Religi adalah tema utama dari Triumph des Willens.
Film dibuka oleh Hitler yang merefleksikan Tuhan saat dia ‘terbang’
melalui dua buah puncak katedral. Film ini juga mengandung banyak adegan
dentang lonceng gereja dan individu-individu yang menunjukkan
kegairahan yang hampir-hampir seperti kefanatikan terhadap agama, belum
lagi rekaman yang menunjukkan Uskup Reich Ludwig Müller yang berdiri
dengan jubah kebesarannya di tengah-tengah tokoh Nazi tingkat tinggi.
Bukanlah suatu kebetulan pula kalau parade terakhir yang ditunjukkan di
film ini digelar di depan Frauenkirche Nürnberg.
Dalam pidato penghabisannya di film, Hitler memperbandingkan Partai
Nazi dengan ordo suci, dan pentahbisan bendera-bendera partai baru
dengan membuatnya disentuhkan oleh Hitler ke “bendera darah” jelas-jelas
menunjukkan pesan religius. Hitler sendiri digambarkan bagaikan seorang
Messiah, dari pertama saat dia turun dari awan dengan pesawat,
dilanjutkan dengan perjalanannya ke Hotel Nürnberg
(yang bahkan kucing pun berhenti untuk ‘menontonnya’!), sampai ke
banyak adegan dimana kamera mengabadikan Sang Führer dari bawah dan
menyorot ke atas dirinya: Hitler, berdiri di podium, akan mengeluarkan
perintah di hadapan ratusan ribu pengikutnya, sementara hadirin pun
tampak satu dalam kesatuan saat mengamininya.

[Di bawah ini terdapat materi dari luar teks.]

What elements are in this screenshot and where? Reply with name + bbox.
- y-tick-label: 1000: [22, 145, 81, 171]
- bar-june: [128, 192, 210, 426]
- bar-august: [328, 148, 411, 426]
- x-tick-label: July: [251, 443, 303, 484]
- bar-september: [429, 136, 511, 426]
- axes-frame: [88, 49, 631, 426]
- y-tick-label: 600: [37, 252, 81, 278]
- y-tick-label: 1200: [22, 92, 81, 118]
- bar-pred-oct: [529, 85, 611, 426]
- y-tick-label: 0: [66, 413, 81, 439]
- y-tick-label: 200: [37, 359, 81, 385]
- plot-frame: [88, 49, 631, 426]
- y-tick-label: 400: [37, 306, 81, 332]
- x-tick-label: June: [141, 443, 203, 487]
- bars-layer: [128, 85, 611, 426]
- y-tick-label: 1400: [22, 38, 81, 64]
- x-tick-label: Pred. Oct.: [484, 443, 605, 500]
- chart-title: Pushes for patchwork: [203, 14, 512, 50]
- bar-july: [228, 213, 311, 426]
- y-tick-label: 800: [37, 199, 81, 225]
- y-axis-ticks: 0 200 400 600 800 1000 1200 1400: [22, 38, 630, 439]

Hal ini disimpulkan
melalui komentar Frank P. Tomasulo, “Hitler digambarkan sebagai seorang
Messiah Jerman yang akan menyelamatkan negaranya, hanya bila bangsanya
rela untuk menyerahkan nasib mereka sepenuhnya di tangan dia.”
“Ini adalah keinginan kita bahwa negara dan Reich ini akan bertahan sampai milenium selanjutnya.”
- Adolf Hitler -
Jerman
tak pernah melihat gambaran kekuatan militer dalam persentase yang
sebegitu kolosalnya dari sejak berakhirnya Perang Dunia I, dan formasi
raksasa Angkatan Perang Nazi seakan menunjukkan kepada siapapun yang
menonton bahwa Jerman kini telah kembali kepada masa kejayaannya. Para
buruh ditampilkan dengan membawa sekop, tapi mereka memegangnya
seakan-akan sedang memegang bedil! Lambang Rajawali dan Swastika dapat
diartikan sebagai perwujudan legiun-legiun Romawi zaman kuno. Kumpulan
besar anggota partai yang tampak terlatih dengan baik seakan-akan merupakan pemberi peringatan bagi siapapun yang coba-coba menantang kekuasaan Nazi.
Kedatangan
Hitler dengan menggunakan pesawat juga bisa dilihat dalam konteks ini,
seperti yang diutarakan oleh Kenneth Poferl, “terbang dengan pesawat
adalah sebuah kemewahan yang hanya bisa dinikmati segelintir orang di
tahun 1930-an, Tapi Hitler telah membuat dirinya dihubungkan secara luas
dengan praktek ini. Dia adalah politisi pertama yang berkampanye
melalui perjalanan udara. Kemenangan telah menambah peran penting
gambaran ini dan membuatnya sebagai orang pertama dalam pergerakan,
dengan memperlihatkan dirinya sebagai satu-satunya orang yang turun dari
pesawat dan menerima sambutan yang meriah dari masyarakat yang
menunggunya. Pidato Hitler di hadapan SA juga mengandung pesan ancaman:
bila Röhm saja, yang merupakan panglima dari jutaan anggota SA, dapat
dengan mudahnya dieksekusi mati atas perintah Sang Führer,
maka adalah logis pula untuk menganggap bahwa dia bisa memerintahkan
siapa saja untuk ‘disingkirkan’ kalau mereka sampai berani menentang
perintahnya, jangan dulu memberontak terhadap kekuasaannya.
“Tak
lama sesudah propaganda kita mulai bekerja dan diterima bagaikan sebuah
cahaya redup kebenaran di pihak lain, maka fondasi untuk keraguan akan
kebenaran kita sendiri telah diletakkan.”
- Adolf Hitler -
Adalah
sangat penting bagi Hitler bahwa pesan propagandanya membawa tema
manunggal. Bila sebuah negara tidak bersatu dalam mengatakan bahwa musuh
adalah buruk, maka pemirsanya akan mulai memendam keraguan. Kesatuan
terlihat di sepanjang film ini, bahkan sampai di tempat kamp-kamp tempat
para prajurit tinggal. Kamp di luar kota Nürnberg
terlihat begitu seragam dan bersih; tenda-tendanya berada dalam garis
lurus yang sempurna, dengan setiap tenda begitu sama persis dengan tenda
lainnya. Orang-orang yang ada disana juga tidak memakai baju atau
seragam, karena seragam akan menunjukkan pangkat dan status mereka.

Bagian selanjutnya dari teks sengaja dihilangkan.